Gli investigatori hanno raccontato che l’insegnante Vanessa George durante l’interrogatorio è rimasta molto fredda e controllata, come se la cosa non la toccasse più di tanto era completamente “impassibile”. La maestra dell’asilo ha un passato impeccabile, gli agenti della Polizia non hanno trovato nulla sul suo passato che potesse far pensare di essere capace di commettere atti di questa violenza. Gli agenti riferiscono che non si sanno dare nessuna spiegazione, non riescono a capire come possa improvvisamente presentare comportamenti pedofili così violenti e che probabilmente la verità la sa solo lei. 

La seconda donna ad essere arrestata, è stata Angela Allen. Anche lei 39enne, disoccupata, single, ha vissuto a Nottingham ed è stata descritta dalla Polizia come una donna ai margini della società. Come la maestra Vanessa George lei è stata  accusata di gravi molestie sessuali e di produrre e divulgare immagini pedo-pornografiche. Angela Allen è stata definita come una donna sinistra e spietata aggiungendo che non aveva dimostrato neanche un minimo di pietà per i bambini, e non aveva versato neanche una lacrima di pentimento………. 

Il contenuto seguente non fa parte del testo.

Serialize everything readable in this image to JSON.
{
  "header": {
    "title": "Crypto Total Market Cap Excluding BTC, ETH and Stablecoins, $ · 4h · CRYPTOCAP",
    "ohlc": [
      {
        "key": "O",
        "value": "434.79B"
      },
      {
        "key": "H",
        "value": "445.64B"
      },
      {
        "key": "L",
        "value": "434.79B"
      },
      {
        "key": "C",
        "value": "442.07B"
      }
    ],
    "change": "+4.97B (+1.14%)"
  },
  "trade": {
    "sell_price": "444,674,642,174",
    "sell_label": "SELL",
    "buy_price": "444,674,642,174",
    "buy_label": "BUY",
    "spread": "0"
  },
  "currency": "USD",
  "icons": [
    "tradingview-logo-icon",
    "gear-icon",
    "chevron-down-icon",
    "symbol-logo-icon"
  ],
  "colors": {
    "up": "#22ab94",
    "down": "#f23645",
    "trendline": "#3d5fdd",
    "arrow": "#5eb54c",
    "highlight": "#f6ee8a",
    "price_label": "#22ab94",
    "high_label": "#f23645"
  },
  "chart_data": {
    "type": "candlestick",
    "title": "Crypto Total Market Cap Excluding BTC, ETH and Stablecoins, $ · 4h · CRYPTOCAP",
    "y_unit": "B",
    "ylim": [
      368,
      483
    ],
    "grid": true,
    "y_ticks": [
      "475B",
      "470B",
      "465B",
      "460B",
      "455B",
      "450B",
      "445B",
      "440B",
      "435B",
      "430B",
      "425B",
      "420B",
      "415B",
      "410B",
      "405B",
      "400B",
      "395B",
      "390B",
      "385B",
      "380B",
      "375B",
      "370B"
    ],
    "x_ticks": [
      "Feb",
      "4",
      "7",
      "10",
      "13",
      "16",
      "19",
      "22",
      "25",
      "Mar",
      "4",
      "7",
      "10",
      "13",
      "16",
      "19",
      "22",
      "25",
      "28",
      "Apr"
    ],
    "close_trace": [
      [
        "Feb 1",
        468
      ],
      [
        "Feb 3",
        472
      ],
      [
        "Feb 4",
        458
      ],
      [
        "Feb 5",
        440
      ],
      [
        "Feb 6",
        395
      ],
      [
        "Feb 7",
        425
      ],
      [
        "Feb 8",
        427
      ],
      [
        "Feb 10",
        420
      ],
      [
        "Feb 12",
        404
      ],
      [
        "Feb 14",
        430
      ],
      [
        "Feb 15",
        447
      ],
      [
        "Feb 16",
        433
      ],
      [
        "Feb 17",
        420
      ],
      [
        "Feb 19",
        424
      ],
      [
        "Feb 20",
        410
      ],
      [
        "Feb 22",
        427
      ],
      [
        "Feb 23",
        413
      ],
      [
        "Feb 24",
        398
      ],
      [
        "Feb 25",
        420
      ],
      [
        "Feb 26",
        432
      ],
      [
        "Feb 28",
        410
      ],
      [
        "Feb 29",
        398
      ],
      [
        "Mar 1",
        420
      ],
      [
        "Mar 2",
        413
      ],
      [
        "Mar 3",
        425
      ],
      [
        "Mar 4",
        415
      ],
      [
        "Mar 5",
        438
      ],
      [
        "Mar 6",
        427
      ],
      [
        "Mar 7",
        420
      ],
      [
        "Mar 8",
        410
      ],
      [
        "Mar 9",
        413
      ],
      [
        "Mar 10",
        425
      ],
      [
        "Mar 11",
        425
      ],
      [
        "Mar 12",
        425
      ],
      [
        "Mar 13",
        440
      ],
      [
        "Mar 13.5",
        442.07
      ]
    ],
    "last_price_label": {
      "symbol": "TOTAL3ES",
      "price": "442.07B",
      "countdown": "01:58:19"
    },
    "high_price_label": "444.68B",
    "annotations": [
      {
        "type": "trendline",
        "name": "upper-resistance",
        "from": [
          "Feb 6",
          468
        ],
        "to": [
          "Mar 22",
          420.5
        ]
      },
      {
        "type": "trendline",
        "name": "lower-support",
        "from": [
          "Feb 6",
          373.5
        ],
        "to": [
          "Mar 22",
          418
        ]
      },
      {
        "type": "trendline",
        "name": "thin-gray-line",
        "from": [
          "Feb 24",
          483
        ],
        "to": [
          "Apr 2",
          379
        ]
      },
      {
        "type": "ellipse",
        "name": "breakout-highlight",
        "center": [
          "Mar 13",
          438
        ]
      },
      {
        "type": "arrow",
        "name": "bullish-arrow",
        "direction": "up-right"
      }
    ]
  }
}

Nessuno dei tre indagati si è dimostrato dispiaciuto per quello che ha fatto, nessuno ha dimostrato di avere rimorso o un peso sulla coscienza, ma, a detta della Polizia, le due donne sono sicuramente quelle più spietate. I toni e le fantasie descritte sulle e-mail o le fotografie che si scambiavano non si possono descrivere tanto erano agghiaccianti. Gli agenti hanno aggiunto che questo è stato un caso sconvolgente, soprattutto perché si tratta di pedofilia al femminile. 

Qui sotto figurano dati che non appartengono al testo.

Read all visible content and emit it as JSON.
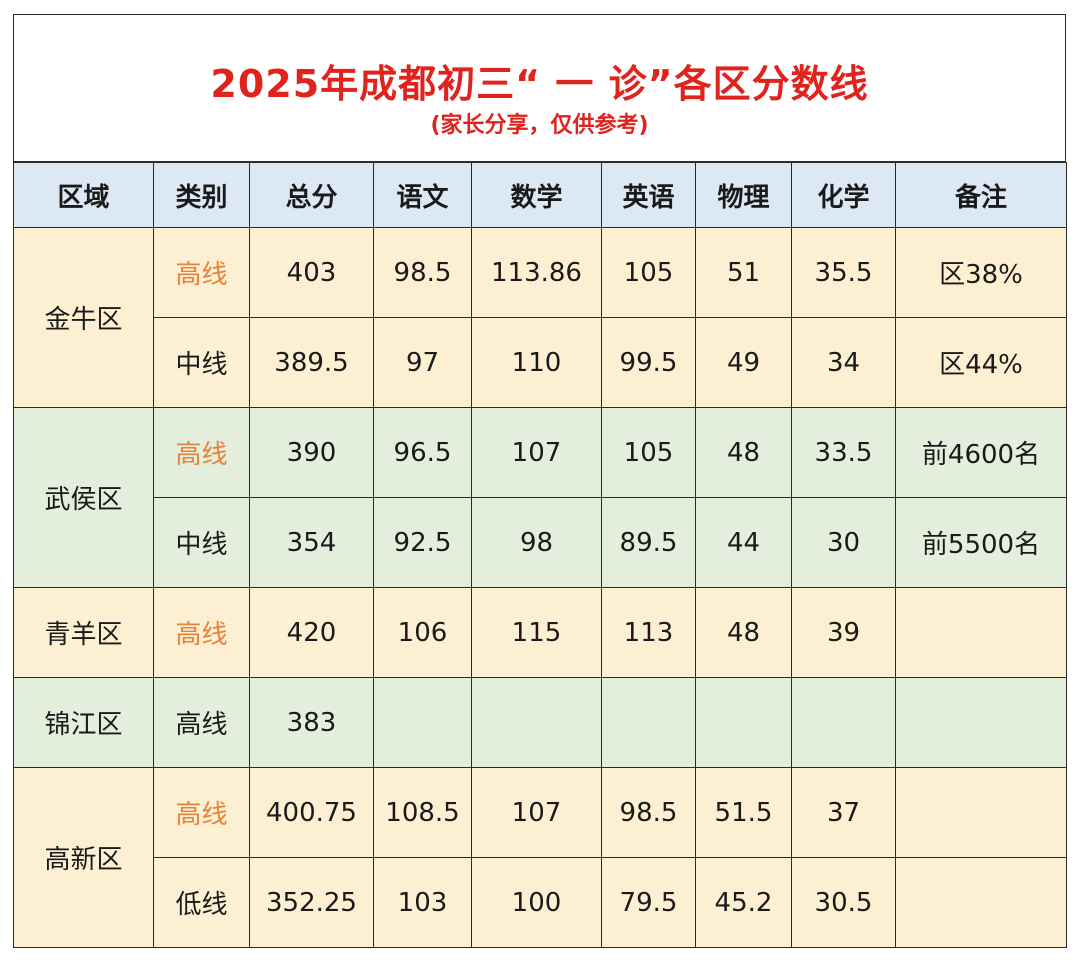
{
  "title": "2025年成都初三“ 一 诊”各区分数线",
  "subtitle": "(家长分享，仅供参考)",
  "headers": [
    "区域",
    "类别",
    "总分",
    "语文",
    "数学",
    "英语",
    "物理",
    "化学",
    "备注"
  ],
  "colors": {
    "title": "#e0231d",
    "high_line": "#e8823a",
    "header_bg": "#dce9f5",
    "yellow_bg": "#fdf0d2",
    "green_bg": "#e3eedd"
  },
  "rows": [
    {
      "district": "金牛区",
      "type": "高线",
      "total": "403",
      "chinese": "98.5",
      "math": "113.86",
      "english": "105",
      "physics": "51",
      "chemistry": "35.5",
      "note": "区38%"
    },
    {
      "district": "金牛区",
      "type": "中线",
      "total": "389.5",
      "chinese": "97",
      "math": "110",
      "english": "99.5",
      "physics": "49",
      "chemistry": "34",
      "note": "区44%"
    },
    {
      "district": "武侯区",
      "type": "高线",
      "total": "390",
      "chinese": "96.5",
      "math": "107",
      "english": "105",
      "physics": "48",
      "chemistry": "33.5",
      "note": "前4600名"
    },
    {
      "district": "武侯区",
      "type": "中线",
      "total": "354",
      "chinese": "92.5",
      "math": "98",
      "english": "89.5",
      "physics": "44",
      "chemistry": "30",
      "note": "前5500名"
    },
    {
      "district": "青羊区",
      "type": "高线",
      "total": "420",
      "chinese": "106",
      "math": "115",
      "english": "113",
      "physics": "48",
      "chemistry": "39",
      "note": ""
    },
    {
      "district": "锦江区",
      "type": "高线",
      "total": "383",
      "chinese": "",
      "math": "",
      "english": "",
      "physics": "",
      "chemistry": "",
      "note": ""
    },
    {
      "district": "高新区",
      "type": "高线",
      "total": "400.75",
      "chinese": "108.5",
      "math": "107",
      "english": "98.5",
      "physics": "51.5",
      "chemistry": "37",
      "note": ""
    },
    {
      "district": "高新区",
      "type": "低线",
      "total": "352.25",
      "chinese": "103",
      "math": "100",
      "english": "79.5",
      "physics": "45.2",
      "chemistry": "30.5",
      "note": ""
    }
  ]
}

Se le si guarda in faccia, tutti e tre, sembrano delle persone assolutamente normali. Erano tutti e tre concentrati sulla gratificazione sessuale, il numero delle vittime, la loro tenera età, neonati e bambini piccoli, il modo con il quale sono stati capaci di manipolarli, la freddezza con cui hanno agito, ancora una volta ci conferma che l’apparenza è quello che la parola stessa ci dice: ciò che appare, ma davanti ai nostri occhi, cosa ne sappiamo noi di quello che le brave persone fanno nel privato? Un consiglio? Garantite sì, ma solo per voi stessi, altrimenti sai quante mani bruciate si vedranno in giro?